Avec La marche La marche acquiert une importance centrale : la randonnée et le travail physique deviennent une pratique d'affirmation de soi. On y va élargit l'espace en faisant apparaître la mer comme un miroir du silence, à la fois immense et menaçante. Le grain de sable Ce détail insignifiant devient symbole du destin, ce minuscule grain de sable qui change la vie sans qu'on puisse y faire quoi que ce soit. L'internat Cela évoque sa jeunesse en internat, ses premières expériences d'isolement et de vie en communauté, qui ont préparé le terrain pour le repli sur soi ultérieur de Josef. La marge décrit la vie en marge, la marginalisation sociale et existentielle qui forme simultanément l'espace des traces – des notes marginales comme autant de traces de vie. L'errance Cela dégénère en sans-abrisme, en une errance sans but précis, qui caractérise l'existence de Josef.

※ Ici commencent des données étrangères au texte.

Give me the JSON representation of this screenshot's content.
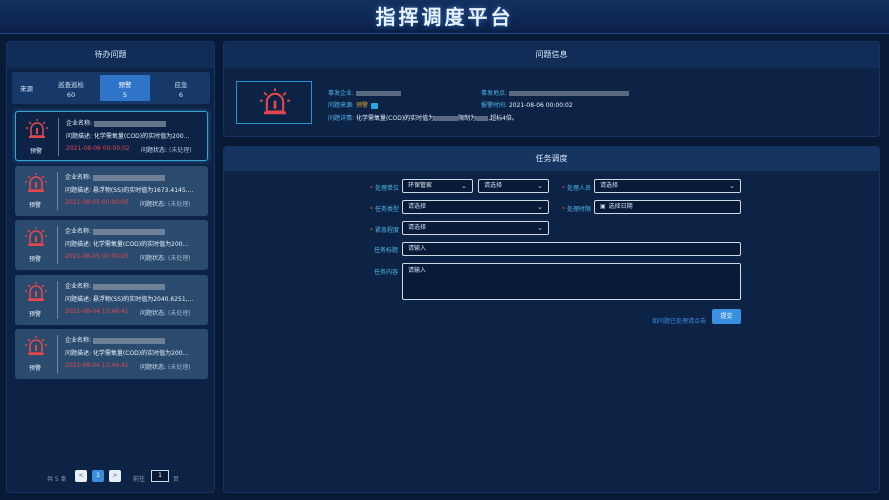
{
  "header": {
    "title": "指挥调度平台"
  },
  "todo": {
    "title": "待办问题",
    "source_label": "来源",
    "tabs": [
      {
        "label": "巡查巡检",
        "count": "60",
        "active": false
      },
      {
        "label": "预警",
        "count": "5",
        "active": true
      },
      {
        "label": "应急",
        "count": "6",
        "active": false
      }
    ],
    "cards": [
      {
        "warn_label": "预警",
        "company_label": "企业名称:",
        "desc": "问题描述: 化学需氧量(COD)的实时值为200...",
        "time": "2021-08-06 00:00:02",
        "status": "问题状态: ",
        "status_value": "(未处理)"
      },
      {
        "warn_label": "预警",
        "company_label": "企业名称:",
        "desc": "问题描述: 悬浮物(SS)的实时值为1673.4145,...",
        "time": "2021-08-05 00:00:05",
        "status": "问题状态: ",
        "status_value": "(未处理)"
      },
      {
        "warn_label": "预警",
        "company_label": "企业名称:",
        "desc": "问题描述: 化学需氧量(COD)的实时值为200...",
        "time": "2021-08-05 00:00:05",
        "status": "问题状态: ",
        "status_value": "(未处理)"
      },
      {
        "warn_label": "预警",
        "company_label": "企业名称:",
        "desc": "问题描述: 悬浮物(SS)的实时值为2040.6251,...",
        "time": "2021-08-04 12:46:41",
        "status": "问题状态: ",
        "status_value": "(未处理)"
      },
      {
        "warn_label": "预警",
        "company_label": "企业名称:",
        "desc": "问题描述: 化学需氧量(COD)的实时值为200...",
        "time": "2021-08-04 12:46:41",
        "status": "问题状态: ",
        "status_value": "(未处理)"
      }
    ],
    "pager": {
      "total": "共 5 条",
      "prev": "<",
      "page": "1",
      "next": ">",
      "goto_prefix": "前往",
      "goto_value": "1",
      "goto_suffix": "页"
    }
  },
  "info": {
    "title": "问题信息",
    "company_label": "事发企业:",
    "location_label": "事发地点:",
    "source_label": "问题来源:",
    "source_value": "预警",
    "time_label": "报警时间:",
    "time_value": "2021-08-06 00:00:02",
    "detail_label": "问题详情:",
    "detail_value_a": "化学需氧量(COD)的实时值为",
    "detail_value_b": "限制为",
    "detail_value_c": ",超标4倍。"
  },
  "task": {
    "title": "任务调度",
    "dept_label": "处理单位",
    "dept_value": "环保管家",
    "dept2_placeholder": "请选择",
    "person_label": "处理人员",
    "person_placeholder": "请选择",
    "type_label": "任务类型",
    "type_placeholder": "请选择",
    "deadline_label": "处理时限",
    "deadline_placeholder": "选择日期",
    "urgency_label": "紧急程度",
    "urgency_placeholder": "请选择",
    "task_title_label": "任务标题",
    "task_title_placeholder": "请输入",
    "task_content_label": "任务内容",
    "task_content_placeholder": "请输入",
    "help_link": "如问题已处理请点击",
    "submit_label": "提交"
  },
  "colors": {
    "accent": "#3a8fe0",
    "alarm": "#e0474c",
    "background": "#081a36"
  }
}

Le centre du livre forme La Haute-FolieLa grotte où Joseph se retire, son lieu d'ascétisme et d'isolement ultime. Le titre joue sur le double sens de folie et d'exaltation : « Folie » signifie démence, « Haute-Folie » désigne simultanément un lieu de ravissement. S'ensuit… Le doute, dans laquelle Joseph confesse ses doutes, son incapacité à trouver la paix et l'absence de salut final. L'enfant Elle évoque l'enfant intérieur, le petit garçon qui attend un train qui n'arrive jamais – une image d'attente éternelle qui devient le cœur poétique du roman. Le fils Lafleur Le mouvement boucle la boucle : le fils lit les carnets de Josef, reconnaît la généalogie refoulée, y appose une marque indélébile avec l’inscription « Ici vivait mon père », et poursuit son écriture pour que le silence ne s’installe pas. De la conflagration de la naissance à la trace gravée du souvenir, le roman décrit un cycle qui montre comment des origines destructrices peuvent se métamorphoser en langage – non comme une guérison, mais comme une continuation par l’évocation poétique. La fin est une poétique du contre-silence : « Ici vivait mon père » – une phrase qui est à la fois épitaphe, commencement et programme esthétique.